EMA (the European Medicines Agency) has the final say in approving medications. The CHPM’s recommendation is not binding. However, EMA usually goes along with what it recommends. Bayer says it expects European Union approval for rivaroxaban during the fourth quarter of this year, making it available in 27 EU member countries.

Eve Knight, Co-Founder and CEO of AntiCoagulation Europe (ACE), said:

“Patients have waited over 50 years for new treatments which offer an alternative to traditional therapies that can have limitations such as routine monitoring and regular injections, as well as dietary challenges and interactions with other treatments. Today’s recommendation for rivaroxaban is another welcome signal that alternative anticoagulants have arrived in Europe.”

CHPM members assessed data from the Phase 3 EINSTEIN-DVT study, which was presented at the European Society of Cardiology last year, as well as data from an extension of the same study (Phase III EINSTEIN-Extension study), which was published in NEJM (New England Journal of Medicine).

On its website, Bayer added:

“The CHMP recommendation to approve rivaroxaban for the prevention of stroke and non CNS systemic embolism in patients with non-valvular AF is based on the important clinical benefits demonstrated in ROCKET AF, a double-blind global Phase III study that compared once-daily rivaroxaban with warfarin in more than 14,000 patients. The results from the ROCKET AF trial were presented at the American Heart Association (AHA) Congress in November 2010 and published in the New England Journal of Medicine in August 2011.”

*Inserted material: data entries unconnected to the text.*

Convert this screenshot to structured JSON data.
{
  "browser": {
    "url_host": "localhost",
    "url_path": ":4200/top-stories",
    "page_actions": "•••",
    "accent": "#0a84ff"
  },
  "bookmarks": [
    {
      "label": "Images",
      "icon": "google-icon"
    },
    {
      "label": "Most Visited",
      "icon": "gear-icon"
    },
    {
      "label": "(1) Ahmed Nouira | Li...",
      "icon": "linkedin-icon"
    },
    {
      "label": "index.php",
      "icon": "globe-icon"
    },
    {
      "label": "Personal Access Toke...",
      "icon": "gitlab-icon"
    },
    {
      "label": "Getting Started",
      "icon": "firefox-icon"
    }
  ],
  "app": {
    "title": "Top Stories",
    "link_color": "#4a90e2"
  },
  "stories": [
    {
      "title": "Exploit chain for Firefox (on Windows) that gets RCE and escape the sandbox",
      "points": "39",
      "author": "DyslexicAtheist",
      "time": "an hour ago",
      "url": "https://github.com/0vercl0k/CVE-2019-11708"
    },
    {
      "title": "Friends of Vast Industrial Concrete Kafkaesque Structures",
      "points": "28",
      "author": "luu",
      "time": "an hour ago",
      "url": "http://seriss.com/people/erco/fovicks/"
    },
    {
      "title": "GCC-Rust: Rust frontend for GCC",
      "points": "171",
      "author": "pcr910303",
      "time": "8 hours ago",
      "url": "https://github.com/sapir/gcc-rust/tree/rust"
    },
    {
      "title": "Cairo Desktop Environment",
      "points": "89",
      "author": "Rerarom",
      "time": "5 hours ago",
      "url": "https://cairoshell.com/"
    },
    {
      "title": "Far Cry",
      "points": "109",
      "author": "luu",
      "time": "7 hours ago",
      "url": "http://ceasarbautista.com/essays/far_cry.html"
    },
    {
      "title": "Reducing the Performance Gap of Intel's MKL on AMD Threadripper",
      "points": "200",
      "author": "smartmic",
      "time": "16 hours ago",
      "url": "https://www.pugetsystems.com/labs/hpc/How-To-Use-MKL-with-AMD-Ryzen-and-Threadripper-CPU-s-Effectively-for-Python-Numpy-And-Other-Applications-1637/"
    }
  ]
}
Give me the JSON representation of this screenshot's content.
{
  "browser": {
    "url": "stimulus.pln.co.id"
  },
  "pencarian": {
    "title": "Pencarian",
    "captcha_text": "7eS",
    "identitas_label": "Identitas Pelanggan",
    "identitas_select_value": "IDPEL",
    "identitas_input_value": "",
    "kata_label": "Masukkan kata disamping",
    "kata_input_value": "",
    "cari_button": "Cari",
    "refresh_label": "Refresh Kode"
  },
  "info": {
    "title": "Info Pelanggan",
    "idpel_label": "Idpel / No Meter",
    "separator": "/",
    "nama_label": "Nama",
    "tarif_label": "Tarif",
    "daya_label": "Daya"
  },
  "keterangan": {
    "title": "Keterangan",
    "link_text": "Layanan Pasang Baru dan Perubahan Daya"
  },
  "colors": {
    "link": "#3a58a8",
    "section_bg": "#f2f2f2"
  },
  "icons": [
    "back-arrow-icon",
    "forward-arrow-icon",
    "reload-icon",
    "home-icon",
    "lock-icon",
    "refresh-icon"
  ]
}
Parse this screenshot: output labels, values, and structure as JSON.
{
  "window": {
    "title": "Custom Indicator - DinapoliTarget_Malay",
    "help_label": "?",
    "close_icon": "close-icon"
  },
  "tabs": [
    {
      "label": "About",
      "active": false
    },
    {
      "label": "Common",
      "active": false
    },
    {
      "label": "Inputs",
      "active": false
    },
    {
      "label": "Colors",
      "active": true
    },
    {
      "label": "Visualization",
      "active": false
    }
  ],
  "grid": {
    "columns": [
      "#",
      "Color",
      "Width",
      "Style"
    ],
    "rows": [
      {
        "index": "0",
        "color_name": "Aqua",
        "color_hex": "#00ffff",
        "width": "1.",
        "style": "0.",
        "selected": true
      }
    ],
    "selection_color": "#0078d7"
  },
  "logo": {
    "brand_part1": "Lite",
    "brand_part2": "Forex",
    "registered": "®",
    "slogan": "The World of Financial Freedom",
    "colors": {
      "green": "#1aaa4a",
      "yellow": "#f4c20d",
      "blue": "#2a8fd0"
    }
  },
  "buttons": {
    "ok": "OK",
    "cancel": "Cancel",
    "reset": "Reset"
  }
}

Rivaroxaban is already approved in Europe for the prevention of VTE in patients (adults) who undergo elective knee or hip replacement surgery.

Venous thromboembolism (VTE) occurs when a blood clot obstructs a blood vessel – it is a disease that includes both deep vein thrombosis (DVT) and pulmonary embolism (PE). It is a common and often potentially fatal disorder that affects both hospitalized and non-hospitalized individuals, it recurs often, is commonly overlooked, and can lead to long-term complications, including CTPH (thromboembolic pulmonary hypertension) and PTS (post-thrombotic syndrome).

Five times more people die from VTE in the UK than the combined total from cancer, AIDS, and vehicle accidents.

Deep Vein Thrombosis (DVT) is when a blood clot forms in a deep vein which totally or partly blocks the flow of blood. Approximately 1 in every 1,000 individuals in the UK is affected by DVT annually in the UK. A major proportion of these patients have underlying health problems or underwent major surgery – however, Bayer informs that “A significant minority have no known pre-existing risk factors and can develop apparently spontaneous events.”

DVT2010
A deep vein thrombosis in the right leg. Note the swelling and redness.

Most people with a venous blood clot will only experience a DVT. However, DVT can lead to complications, such as PE, which can be fatal if the clot becomes dislodged and makes its way to the lungs and blocks a blood vessel there. Even if there is no PE, DVT alone can be devastating and costly and can lead to post-thrombotic syndrome and a greater risk of further blood clots in the future.